By 7 a.m., the train is alive. Old men climb from their berths, stretch and yawn. Young women shuffle to the steel sinks at the end of the car to brush their teeth. The televisions mounted to the walls of each cabin are soon turned on – at full volume – playing a low-budget Chinese historical epic. Before long, the grumpy attendants are back pushing carts down the aisle, selling fruit, toothbrushes and fried chicken in vacuum-sealed packages.
Sleep is futile. Outside my window is southern China’s Guanxi province. As staccato images of rocky outcroppings, rice paddies and half-built brick homes flash by, I roll out of bed and mix myself a robust cup of instant coffee I’d brought with me.
Rule No. 1 of Chinese train travel: Bring coffee.
“A train isn’t a vehicle,” Paul Theroux wrote in Riding the Iron Rooster, his 1988 book about train travel in China. “A train is part of the country. It’s a place.”
He wasn’t kidding. In China, people don’t ride a train – they live it. The minute a train pulls from the station, sunflower seeds are chewed, card games played and tea endlessly gulped. Passengers sleep away the hours as if on vacation, chat with strangers or gaze out the window at the passing world. Riding the rails isn’t just a way to travel China; it’s a way to experience it. And it’s becoming much easier and more comfortable to do so.
Until the late 1980s, China relied on steam-powered relics to transport citizens and goods around its vast territory.
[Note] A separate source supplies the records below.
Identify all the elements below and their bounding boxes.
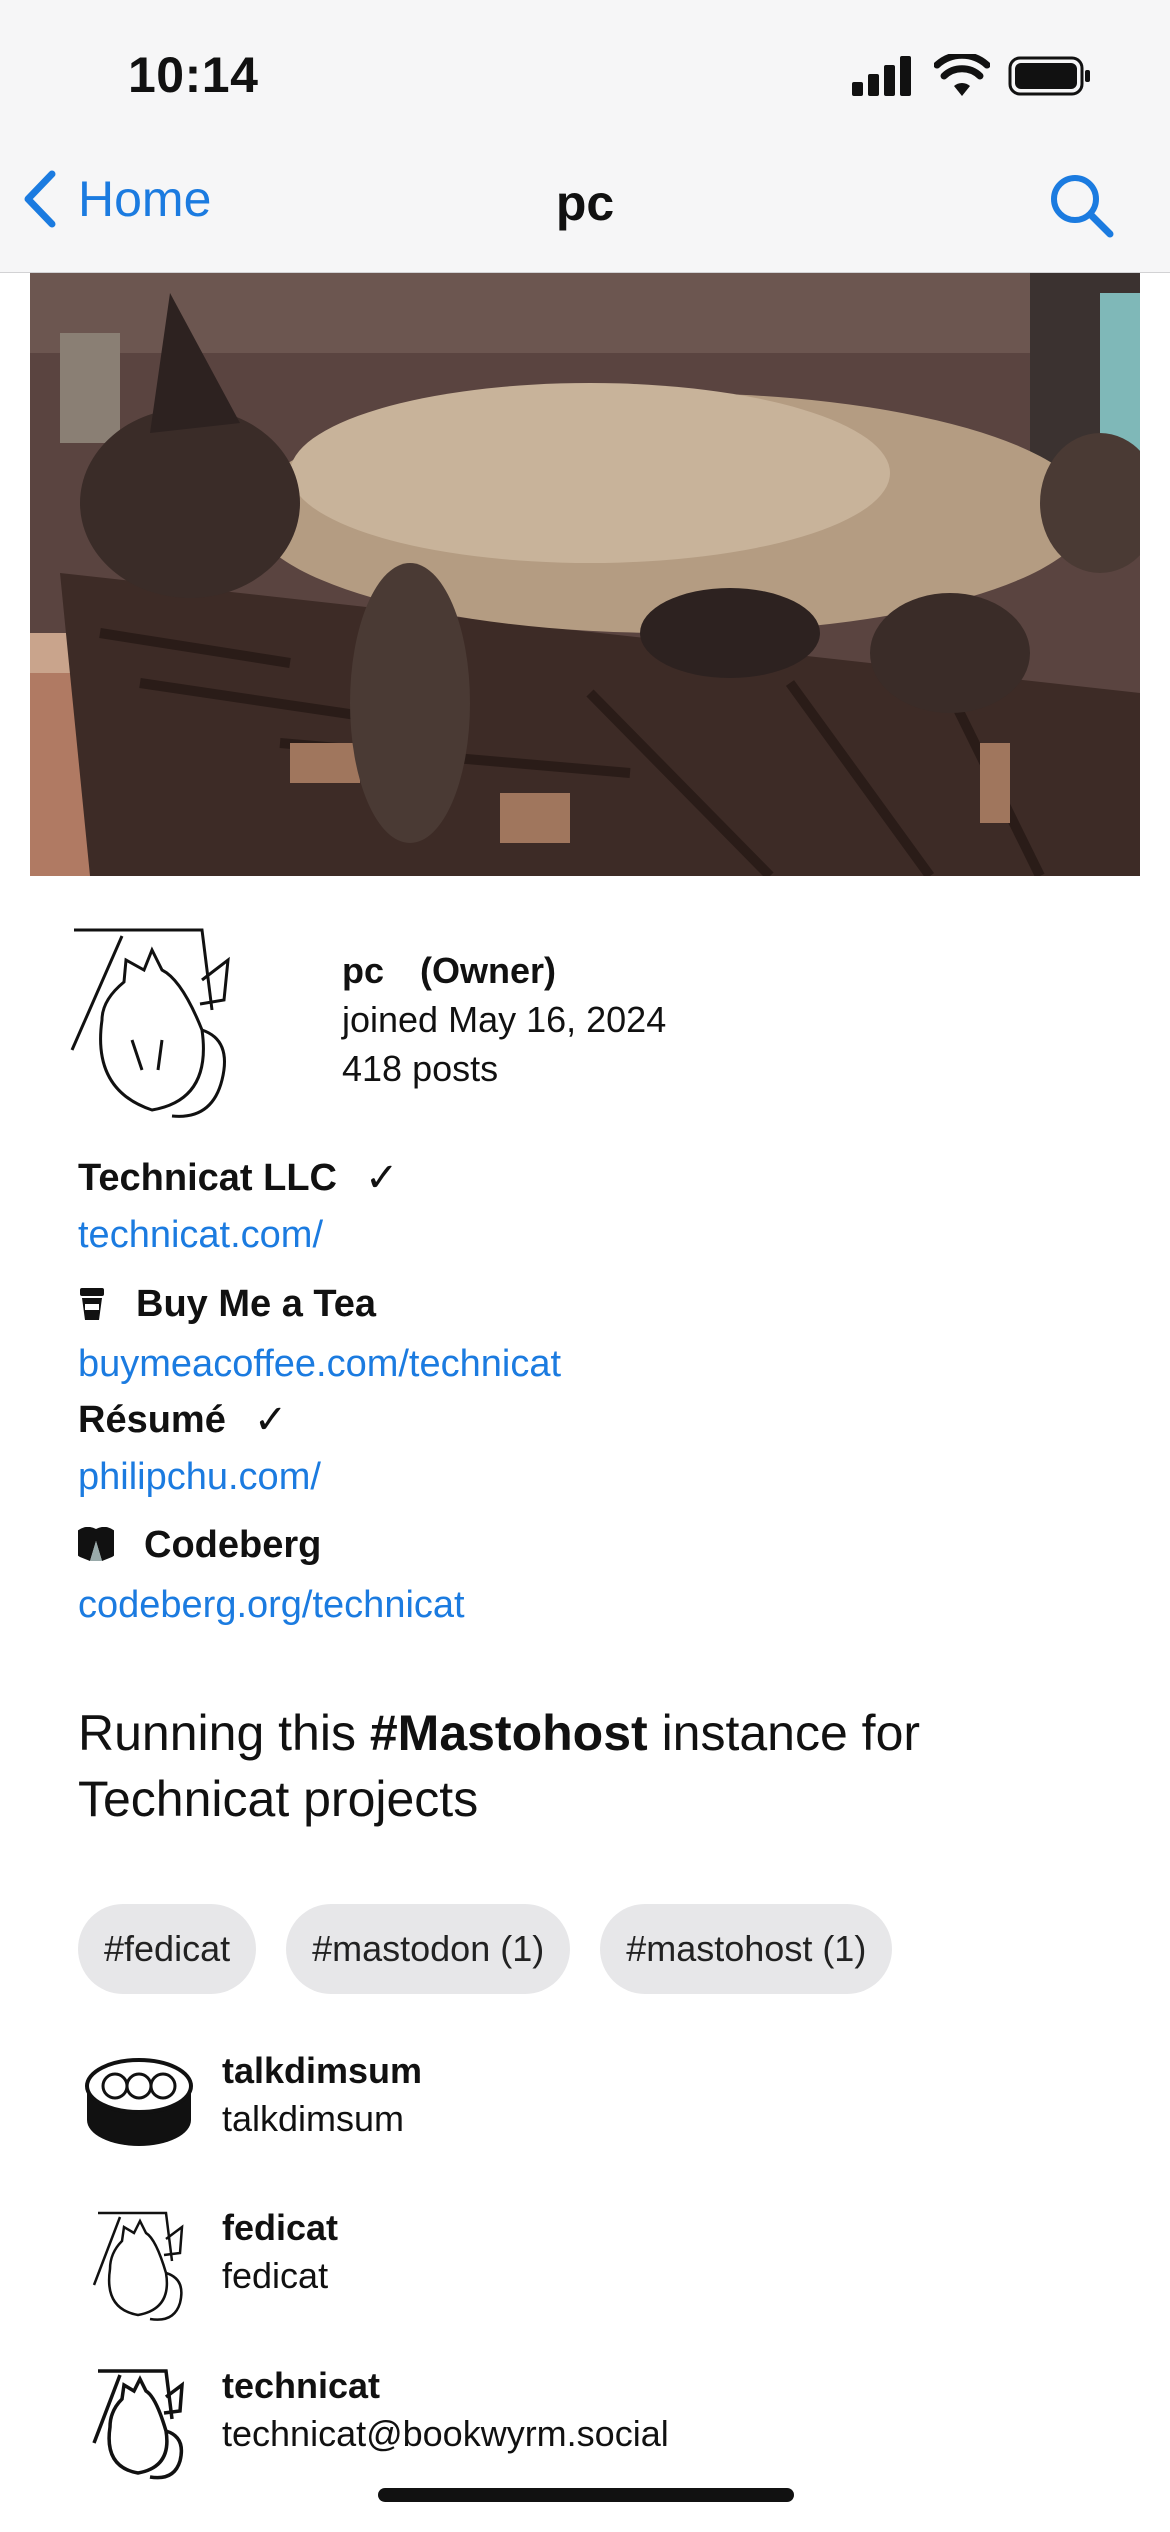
account-handle: talkdimsum (222, 2098, 405, 2139)
page-title: pc (555, 175, 615, 231)
bio-hashtag[interactable]: #Mastohost (370, 1705, 648, 1761)
field-name: Buy Me a Tea (136, 1283, 377, 1325)
account-name: talkdimsum (222, 2050, 423, 2091)
tag-chip[interactable]: #fedicat (78, 1904, 257, 1994)
profile-header-image (30, 273, 1140, 876)
profile-avatar (62, 920, 252, 1130)
field-name: Codeberg (144, 1524, 322, 1566)
account-row[interactable]: technicat technicat@bookwyrm.social (80, 2349, 1080, 2489)
profile-bio: Running this #Mastohost instance for Tec… (78, 1700, 1118, 1832)
home-indicator[interactable] (378, 2488, 794, 2502)
profile-field: Buy Me a Tea buymeacoffee.com/technicat (78, 1285, 561, 1383)
profile-name: pc (342, 950, 385, 991)
account-handle: fedicat (222, 2255, 329, 2296)
tag-chip[interactable]: #mastodon (1) (286, 1904, 571, 1994)
field-name: Résumé (78, 1399, 226, 1441)
dimsum-avatar (85, 2058, 193, 2146)
featured-tags: #fedicat #mastodon (1) #mastohost (1) (78, 1904, 893, 1994)
tag-chip[interactable]: #mastohost (1) (600, 1904, 893, 1994)
field-link[interactable]: technicat.com/ (78, 1216, 399, 1254)
account-name: technicat (222, 2365, 381, 2406)
account-handle: technicat@bookwyrm.social (222, 2413, 669, 2454)
search-icon[interactable] (1048, 172, 1114, 238)
cat-avatar (92, 2369, 185, 2480)
cellular-signal-icon (852, 56, 911, 96)
field-link[interactable]: buymeacoffee.com/technicat (78, 1345, 561, 1383)
wifi-icon (934, 54, 990, 96)
bio-text: Running this (78, 1705, 370, 1761)
navigation-bar: 10:14 Home pc (0, 0, 1170, 273)
account-name: fedicat (222, 2207, 339, 2248)
owner-badge: (Owner) (420, 950, 557, 991)
profile-field: Technicat LLC ✓ technicat.com/ (78, 1158, 399, 1254)
profile-field: Codeberg codeberg.org/technicat (78, 1526, 465, 1624)
verified-check-icon: ✓ (365, 1156, 399, 1200)
joined-date: joined May 16, 2024 (342, 999, 667, 1040)
status-time: 10:14 (128, 47, 259, 103)
verified-check-icon: ✓ (253, 1398, 288, 1442)
cat-avatar (92, 2211, 184, 2321)
profile-meta: pc (Owner) joined May 16, 2024 418 posts (342, 946, 666, 1093)
account-row[interactable]: fedicat fedicat (80, 2191, 1080, 2331)
codeberg-icon (78, 1527, 114, 1563)
post-count: 418 posts (342, 1048, 499, 1089)
field-link[interactable]: codeberg.org/technicat (78, 1586, 465, 1624)
account-row[interactable]: talkdimsum talkdimsum (80, 2034, 1080, 2174)
field-name: Technicat LLC (78, 1157, 337, 1199)
profile-field: Résumé ✓ philipchu.com/ (78, 1400, 321, 1496)
field-link[interactable]: philipchu.com/ (78, 1458, 321, 1496)
battery-icon (1008, 56, 1090, 96)
tea-cup-icon (78, 1286, 106, 1322)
Today, it is home to the largest high-speed rail network in the work, with 6,900 kilometres of track. Last year alone, China spent $82.4-billion on rail construction, and it plans to add 16,000 kilometres of capacity by 2020. It already has 2,000 kilometres of routes that can run at top speeds of 350 kilometres an hour, with much more to come. The country hopes not only to connect prosperous coastal cities to the remote west, but also envisions lines beginning in China and stretching across Asia, the Middle East and Europe.
To put China’s growing rail network to the test, I recently set out on a 10-day journey by train from Beijing to the southern tip of China, and back again.
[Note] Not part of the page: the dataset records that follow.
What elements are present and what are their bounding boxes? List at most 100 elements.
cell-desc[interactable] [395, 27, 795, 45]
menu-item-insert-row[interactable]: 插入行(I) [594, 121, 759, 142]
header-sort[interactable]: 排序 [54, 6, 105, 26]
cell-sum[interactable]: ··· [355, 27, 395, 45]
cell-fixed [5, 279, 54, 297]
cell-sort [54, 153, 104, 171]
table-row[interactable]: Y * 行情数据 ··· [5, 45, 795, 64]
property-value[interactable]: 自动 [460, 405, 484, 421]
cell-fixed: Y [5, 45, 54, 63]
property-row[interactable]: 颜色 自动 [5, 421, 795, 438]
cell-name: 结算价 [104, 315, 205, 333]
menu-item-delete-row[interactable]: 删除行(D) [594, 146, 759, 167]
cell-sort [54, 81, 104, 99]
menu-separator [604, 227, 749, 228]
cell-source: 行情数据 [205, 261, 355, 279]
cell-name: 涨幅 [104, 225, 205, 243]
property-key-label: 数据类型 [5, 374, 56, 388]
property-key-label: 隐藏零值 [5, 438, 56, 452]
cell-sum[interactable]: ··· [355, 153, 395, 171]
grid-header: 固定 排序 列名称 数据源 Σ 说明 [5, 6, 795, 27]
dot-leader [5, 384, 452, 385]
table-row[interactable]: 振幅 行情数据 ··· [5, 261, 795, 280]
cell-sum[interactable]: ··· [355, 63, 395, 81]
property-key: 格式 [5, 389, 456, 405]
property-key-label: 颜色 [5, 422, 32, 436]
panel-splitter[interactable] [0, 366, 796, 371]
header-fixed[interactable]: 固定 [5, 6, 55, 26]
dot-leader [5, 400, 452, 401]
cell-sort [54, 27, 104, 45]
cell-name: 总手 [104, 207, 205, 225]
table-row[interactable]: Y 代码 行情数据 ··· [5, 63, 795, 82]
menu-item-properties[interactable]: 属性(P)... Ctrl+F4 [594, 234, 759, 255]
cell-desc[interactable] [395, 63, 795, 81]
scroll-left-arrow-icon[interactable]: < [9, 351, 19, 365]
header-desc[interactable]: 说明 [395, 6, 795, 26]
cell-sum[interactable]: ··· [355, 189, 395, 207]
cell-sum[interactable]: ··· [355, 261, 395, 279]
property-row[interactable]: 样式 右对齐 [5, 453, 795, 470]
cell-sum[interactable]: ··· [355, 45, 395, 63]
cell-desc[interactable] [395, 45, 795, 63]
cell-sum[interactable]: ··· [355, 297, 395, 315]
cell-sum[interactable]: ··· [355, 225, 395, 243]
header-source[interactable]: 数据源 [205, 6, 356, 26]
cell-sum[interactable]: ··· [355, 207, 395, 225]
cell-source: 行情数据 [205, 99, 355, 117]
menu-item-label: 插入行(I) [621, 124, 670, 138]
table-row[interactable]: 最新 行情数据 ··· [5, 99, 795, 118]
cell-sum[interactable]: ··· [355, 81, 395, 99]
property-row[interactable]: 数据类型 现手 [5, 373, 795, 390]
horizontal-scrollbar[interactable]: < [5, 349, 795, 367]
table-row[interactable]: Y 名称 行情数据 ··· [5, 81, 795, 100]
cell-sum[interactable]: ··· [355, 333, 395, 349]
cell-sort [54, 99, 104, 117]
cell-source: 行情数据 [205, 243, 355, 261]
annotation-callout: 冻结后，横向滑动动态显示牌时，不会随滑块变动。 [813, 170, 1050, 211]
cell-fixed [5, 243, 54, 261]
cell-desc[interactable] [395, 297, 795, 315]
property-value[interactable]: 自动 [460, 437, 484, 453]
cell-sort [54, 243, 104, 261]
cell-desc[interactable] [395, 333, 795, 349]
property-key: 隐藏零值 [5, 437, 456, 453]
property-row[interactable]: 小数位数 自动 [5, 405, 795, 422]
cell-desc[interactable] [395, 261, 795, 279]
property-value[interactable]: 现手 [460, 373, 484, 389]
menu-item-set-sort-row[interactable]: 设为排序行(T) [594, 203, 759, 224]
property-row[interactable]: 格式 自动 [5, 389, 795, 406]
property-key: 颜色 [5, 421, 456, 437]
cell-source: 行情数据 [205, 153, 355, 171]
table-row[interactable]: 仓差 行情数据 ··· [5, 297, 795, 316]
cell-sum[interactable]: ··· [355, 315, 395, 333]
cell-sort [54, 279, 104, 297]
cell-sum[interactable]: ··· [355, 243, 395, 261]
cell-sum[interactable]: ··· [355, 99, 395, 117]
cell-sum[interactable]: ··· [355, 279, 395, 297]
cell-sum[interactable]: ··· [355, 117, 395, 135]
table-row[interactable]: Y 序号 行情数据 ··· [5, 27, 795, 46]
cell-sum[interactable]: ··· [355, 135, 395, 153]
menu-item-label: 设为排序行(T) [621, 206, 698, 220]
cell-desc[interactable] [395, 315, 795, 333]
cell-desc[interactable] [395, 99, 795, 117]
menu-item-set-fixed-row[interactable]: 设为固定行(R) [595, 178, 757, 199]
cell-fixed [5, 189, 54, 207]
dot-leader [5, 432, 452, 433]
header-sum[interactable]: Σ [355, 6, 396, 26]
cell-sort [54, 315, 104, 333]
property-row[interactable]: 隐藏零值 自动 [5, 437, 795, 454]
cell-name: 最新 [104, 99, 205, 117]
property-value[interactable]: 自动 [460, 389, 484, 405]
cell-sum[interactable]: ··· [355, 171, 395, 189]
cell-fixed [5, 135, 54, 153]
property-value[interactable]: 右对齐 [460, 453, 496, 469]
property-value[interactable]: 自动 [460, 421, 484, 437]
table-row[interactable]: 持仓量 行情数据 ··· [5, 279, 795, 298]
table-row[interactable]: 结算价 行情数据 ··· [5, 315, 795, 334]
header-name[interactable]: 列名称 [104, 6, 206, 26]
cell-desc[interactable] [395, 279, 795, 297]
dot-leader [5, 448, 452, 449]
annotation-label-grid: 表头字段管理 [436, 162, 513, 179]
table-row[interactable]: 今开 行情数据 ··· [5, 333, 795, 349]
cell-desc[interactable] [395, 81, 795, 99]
Despite Beijing traffic’s best effort to stop me, I make the 28-hour Beijing-to-Guilin train minutes before our 8:58 a.m. departure. I’m soon resting on the middle berth of a second-class compartment, called a “hard sleeper.” The beds are almost as comfortable as in first class – a “soft sleeper” – but each cabin has six berths and no door, which makes for a lively trip.
A gritty city in Hebei province rolls by as I read Theroux’s book and pick at a supply of ham, cheese, crackers and fruit I’ve brought with me in order to put off consuming the gruel generally served in Chinese dining cars. (Rule No. 2: Bring snacks.)
I’m soon distracted by an old lady snoring on the berth across from me. On Chinese trains, noise is constant. There’s elevator music, crackling loudspeaker announcements, people babbling on cellphones and folks clearing their throats and horking. Reminding myself that it’s all part of the experience, I put on my iPod, dig into my book and let the hours drift away.